In September 2012, the official name of the education program at PTE was changed to PTE Theatre and Film School, to reflect an increasing roster of film and TV acting classes.

PTE opened its 40th anniversary season with The Brink, by Ellen Peterson of the PTE Playwrights Unit. This October 2012 production was the 140th play in the company's history.

On October 29, 2012, Robert Metcalfe was presented with the Queen Elizabeth II Diamond Jubilee Medal by the Honourable Joyce Bateman, M.P. for Winnipeg South Centre in recognition of "his outreach to the community with made-in-Manitoba plays and his valuable contributions to Winnipeg's theatre and performing arts community, particularly as Artistic Director of PTE."

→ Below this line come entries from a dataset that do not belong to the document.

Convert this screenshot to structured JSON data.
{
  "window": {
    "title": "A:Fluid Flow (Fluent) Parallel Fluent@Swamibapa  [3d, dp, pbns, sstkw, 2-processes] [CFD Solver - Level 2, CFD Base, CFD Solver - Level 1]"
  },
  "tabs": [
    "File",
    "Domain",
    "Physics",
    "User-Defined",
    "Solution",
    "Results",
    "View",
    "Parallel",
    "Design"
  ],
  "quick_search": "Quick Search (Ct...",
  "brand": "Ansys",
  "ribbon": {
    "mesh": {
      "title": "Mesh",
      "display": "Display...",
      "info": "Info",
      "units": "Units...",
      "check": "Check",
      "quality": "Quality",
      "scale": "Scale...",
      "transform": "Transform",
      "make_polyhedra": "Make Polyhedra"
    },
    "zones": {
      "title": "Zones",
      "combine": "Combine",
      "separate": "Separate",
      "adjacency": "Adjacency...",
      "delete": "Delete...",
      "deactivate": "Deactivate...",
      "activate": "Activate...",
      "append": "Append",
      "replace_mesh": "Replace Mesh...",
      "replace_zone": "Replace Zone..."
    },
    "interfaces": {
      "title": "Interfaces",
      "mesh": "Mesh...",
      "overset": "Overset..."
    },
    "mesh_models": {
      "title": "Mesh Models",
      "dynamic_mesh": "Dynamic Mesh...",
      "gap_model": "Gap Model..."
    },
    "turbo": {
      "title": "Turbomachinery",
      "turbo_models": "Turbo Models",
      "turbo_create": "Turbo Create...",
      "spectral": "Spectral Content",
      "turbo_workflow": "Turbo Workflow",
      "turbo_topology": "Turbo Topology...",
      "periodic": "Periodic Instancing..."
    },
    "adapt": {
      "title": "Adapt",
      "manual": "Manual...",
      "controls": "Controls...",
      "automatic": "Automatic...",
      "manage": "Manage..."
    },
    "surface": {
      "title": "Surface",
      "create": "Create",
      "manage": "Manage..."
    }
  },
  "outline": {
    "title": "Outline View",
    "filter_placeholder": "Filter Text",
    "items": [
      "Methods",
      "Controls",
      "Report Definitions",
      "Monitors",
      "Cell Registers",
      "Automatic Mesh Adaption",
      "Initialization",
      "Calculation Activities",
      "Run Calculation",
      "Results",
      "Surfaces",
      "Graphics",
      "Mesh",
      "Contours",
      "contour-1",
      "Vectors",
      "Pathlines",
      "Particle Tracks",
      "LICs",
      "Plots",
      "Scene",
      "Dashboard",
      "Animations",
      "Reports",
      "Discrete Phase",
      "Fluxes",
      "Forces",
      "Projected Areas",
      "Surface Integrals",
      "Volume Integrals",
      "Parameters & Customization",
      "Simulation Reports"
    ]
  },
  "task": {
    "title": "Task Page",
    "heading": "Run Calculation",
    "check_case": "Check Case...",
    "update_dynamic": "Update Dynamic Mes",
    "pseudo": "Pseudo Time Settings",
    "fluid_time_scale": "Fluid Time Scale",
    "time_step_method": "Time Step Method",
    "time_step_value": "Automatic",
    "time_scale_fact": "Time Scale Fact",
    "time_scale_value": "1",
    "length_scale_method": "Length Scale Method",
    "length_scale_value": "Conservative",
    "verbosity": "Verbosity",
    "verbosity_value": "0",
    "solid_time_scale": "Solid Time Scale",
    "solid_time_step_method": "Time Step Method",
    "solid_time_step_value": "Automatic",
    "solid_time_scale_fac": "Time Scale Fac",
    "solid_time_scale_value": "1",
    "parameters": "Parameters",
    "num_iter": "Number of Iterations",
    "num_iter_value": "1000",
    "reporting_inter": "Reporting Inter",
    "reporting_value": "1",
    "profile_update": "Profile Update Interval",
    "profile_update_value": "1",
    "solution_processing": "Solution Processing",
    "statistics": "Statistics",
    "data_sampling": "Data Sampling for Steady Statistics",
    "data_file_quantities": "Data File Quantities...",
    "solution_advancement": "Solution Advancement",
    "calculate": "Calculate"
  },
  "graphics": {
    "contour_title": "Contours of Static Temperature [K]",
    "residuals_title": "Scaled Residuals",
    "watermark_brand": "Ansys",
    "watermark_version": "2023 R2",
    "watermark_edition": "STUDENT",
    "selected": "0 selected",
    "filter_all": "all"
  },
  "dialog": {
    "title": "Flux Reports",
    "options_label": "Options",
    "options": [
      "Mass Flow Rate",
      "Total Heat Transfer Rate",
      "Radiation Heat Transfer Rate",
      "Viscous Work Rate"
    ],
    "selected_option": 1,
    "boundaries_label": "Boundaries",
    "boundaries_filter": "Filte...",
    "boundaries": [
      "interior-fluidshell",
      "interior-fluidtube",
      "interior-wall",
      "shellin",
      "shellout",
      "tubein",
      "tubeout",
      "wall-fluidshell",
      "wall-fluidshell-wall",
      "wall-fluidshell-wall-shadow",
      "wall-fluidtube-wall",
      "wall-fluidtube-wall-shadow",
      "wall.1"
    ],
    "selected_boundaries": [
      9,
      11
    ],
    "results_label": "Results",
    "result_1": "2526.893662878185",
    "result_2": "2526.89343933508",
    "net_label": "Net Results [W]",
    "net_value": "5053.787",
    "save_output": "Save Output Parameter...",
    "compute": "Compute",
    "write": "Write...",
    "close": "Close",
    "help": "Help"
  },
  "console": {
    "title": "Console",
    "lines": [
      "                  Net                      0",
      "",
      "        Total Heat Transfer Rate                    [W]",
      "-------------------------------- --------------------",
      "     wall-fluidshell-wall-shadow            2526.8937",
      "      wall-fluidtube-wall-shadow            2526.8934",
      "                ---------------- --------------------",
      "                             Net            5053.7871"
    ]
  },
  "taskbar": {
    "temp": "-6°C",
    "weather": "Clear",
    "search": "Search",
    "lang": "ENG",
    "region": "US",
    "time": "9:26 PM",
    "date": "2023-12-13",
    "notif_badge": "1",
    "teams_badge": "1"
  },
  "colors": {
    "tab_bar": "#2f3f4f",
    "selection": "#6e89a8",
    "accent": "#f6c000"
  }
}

In the 2013–14 season, PTE produced the world premiere Social Studies by Trish Cooper, a member of the PTE Playwrights Unit. Prairie Theatre Exchange and Robert Metcalfe were honoured with two awards as a result of the support given to female playwrights: The 50/50 Award from the International Centre for Women Playwrights for programming plays by women playwrights for more than 50% of the 2012–2013 season (only two other Canadian theatres received the award that year), and the Bra d'Or Award for 2013 from the Playwrights Guild of Canada's Women's Caucus, awarded each year to an individual within the theatre community who has actively supported and promoted the work of Canadian women playwrights during their career.

In 2018, Thomas Morgan Jones became artistic director.

In 2021, Lisa Li, former producer at Soulpepper, became managing director.
In 2024, Li and Jones both resigned from PTE after terminating most of the theater's production crew including department heads of wardrobe, carpentry, and props, citing financial struggles.
In June of 2024, PTE announced that Katie Inverarity would be taking over as managing director. Inverarity had previously worked for the Royal Manitoba Theatre Centre in Marketing and Communications.
In the fall of 2024, PTE announced local director Ann Hodges as the new artistic director.